Et du coup, je me rappelai le titre écrit au crayon sous l’antique estampe : Damiens. — Et mes pensées remontèrent, au travers des âges, jusqu’à cet homme qui avait si puérilement tenté d’exterminer avec une pointe de canif un Roi. J’assistai au solennel interrogatoire rappelé par la gravure, puis je me figurai le coupable écartelé comme il le fut, par quatre chevaux, sur la place de Grève. — Et je tremblai, car son image que j’apercevais, au-dessus de ma tête, était la mienne réfléchie par le miroir encastré dans le ciel du lit sur lequel j’étais couché, la face défaite, les yeux hâves, les bras roides, collés au corps, la chemise ramenée sur le genoux.

Un bruit de porte et un va-et-vient rapproché de pas, rompirent l’obsession qui me hantait. Je me dressai sur mon séant, dérangeant le lamentable portrait réverbéré par le ciel du lit, reprenant ma physionomie personnelle, rentrant enfin dans ma propre peau.

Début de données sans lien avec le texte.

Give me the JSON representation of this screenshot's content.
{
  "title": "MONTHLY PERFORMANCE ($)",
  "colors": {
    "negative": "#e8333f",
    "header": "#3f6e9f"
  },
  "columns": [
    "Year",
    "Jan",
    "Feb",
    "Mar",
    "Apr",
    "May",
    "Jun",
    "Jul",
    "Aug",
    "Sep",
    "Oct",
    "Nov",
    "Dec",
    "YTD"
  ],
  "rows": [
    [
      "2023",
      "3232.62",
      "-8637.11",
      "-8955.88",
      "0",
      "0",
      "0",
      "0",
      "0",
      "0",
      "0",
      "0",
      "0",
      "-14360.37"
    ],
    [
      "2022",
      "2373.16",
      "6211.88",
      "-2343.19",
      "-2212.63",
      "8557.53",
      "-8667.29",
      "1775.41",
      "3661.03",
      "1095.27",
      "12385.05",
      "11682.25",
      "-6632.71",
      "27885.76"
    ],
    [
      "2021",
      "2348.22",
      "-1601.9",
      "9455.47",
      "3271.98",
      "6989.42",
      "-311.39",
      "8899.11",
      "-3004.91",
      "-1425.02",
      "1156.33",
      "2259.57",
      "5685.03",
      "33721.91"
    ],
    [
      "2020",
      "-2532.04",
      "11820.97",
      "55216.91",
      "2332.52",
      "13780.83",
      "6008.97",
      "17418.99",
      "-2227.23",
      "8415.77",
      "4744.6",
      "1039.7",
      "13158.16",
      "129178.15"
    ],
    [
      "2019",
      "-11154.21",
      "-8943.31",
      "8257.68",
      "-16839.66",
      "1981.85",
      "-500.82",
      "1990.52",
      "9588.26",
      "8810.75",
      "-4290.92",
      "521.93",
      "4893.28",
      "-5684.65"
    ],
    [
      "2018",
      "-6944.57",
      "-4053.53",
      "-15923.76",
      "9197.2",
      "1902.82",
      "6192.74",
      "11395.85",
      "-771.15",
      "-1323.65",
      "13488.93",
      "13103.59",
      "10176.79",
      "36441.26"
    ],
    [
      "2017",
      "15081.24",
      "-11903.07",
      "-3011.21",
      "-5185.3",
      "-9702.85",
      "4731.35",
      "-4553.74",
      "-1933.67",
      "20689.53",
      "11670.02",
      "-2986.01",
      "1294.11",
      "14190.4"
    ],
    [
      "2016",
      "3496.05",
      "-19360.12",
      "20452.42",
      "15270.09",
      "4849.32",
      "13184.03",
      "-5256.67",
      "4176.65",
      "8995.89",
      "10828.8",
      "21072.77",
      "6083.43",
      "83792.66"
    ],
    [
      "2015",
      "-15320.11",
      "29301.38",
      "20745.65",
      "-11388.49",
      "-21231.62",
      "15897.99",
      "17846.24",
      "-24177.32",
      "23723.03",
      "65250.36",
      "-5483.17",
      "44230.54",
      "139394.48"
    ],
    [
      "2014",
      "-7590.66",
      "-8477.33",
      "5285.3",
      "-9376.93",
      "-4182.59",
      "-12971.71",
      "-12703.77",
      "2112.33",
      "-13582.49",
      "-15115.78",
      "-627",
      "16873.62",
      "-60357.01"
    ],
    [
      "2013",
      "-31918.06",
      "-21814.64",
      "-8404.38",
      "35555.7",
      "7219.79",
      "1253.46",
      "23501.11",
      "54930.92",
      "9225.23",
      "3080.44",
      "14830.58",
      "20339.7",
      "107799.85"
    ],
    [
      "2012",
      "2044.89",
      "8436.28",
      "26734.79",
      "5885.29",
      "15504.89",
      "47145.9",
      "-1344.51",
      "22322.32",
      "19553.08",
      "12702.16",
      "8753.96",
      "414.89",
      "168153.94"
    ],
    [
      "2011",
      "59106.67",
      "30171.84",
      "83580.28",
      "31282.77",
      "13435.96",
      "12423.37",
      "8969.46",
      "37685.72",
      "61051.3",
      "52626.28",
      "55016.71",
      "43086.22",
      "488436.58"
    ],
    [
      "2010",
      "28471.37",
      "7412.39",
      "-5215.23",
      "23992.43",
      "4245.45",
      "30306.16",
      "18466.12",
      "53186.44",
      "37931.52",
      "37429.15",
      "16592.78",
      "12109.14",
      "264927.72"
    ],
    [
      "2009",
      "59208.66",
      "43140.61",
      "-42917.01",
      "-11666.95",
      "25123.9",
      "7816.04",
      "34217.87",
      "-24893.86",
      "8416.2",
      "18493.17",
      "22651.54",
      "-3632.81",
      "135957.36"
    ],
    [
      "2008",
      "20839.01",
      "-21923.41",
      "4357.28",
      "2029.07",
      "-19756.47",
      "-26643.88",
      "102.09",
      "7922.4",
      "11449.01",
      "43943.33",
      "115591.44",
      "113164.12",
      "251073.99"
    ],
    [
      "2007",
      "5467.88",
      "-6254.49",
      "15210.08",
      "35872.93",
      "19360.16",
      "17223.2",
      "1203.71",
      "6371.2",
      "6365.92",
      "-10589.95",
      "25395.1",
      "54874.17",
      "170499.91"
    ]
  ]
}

Je me levai et, me dirigeant vers la cheminée sur la tablette de laquelle brillait l’or d’une pièce de vingt francs que j’y avais préalablement mise, je me souris, me disant :

Cette analogie physique que je relève entre l’attitude d’un maladroit assassin et la mienne est peut-être, au point de vue spirituel, plus juste encore.

Et, en effet, n’avais-je pas moralement enduré un supplice identique à celui qui tortura le corps du régicide ?

N’avais-je pas été, moi aussi, tiré, cahoté, sur une idéale Grève, par quatre réflexions diverses ; écartelé en quelque sorte : — d’abord par une pensée de basse concupiscence ; — puis par une désillusion immédiate du désir dès l’entrée dans cette chambre ; — ensuite par le pénitentiel regret de l’argent versé ; — enfin par cette expiatrice détresse que laissent, une fois commis, les frauduleux forfaits des sens.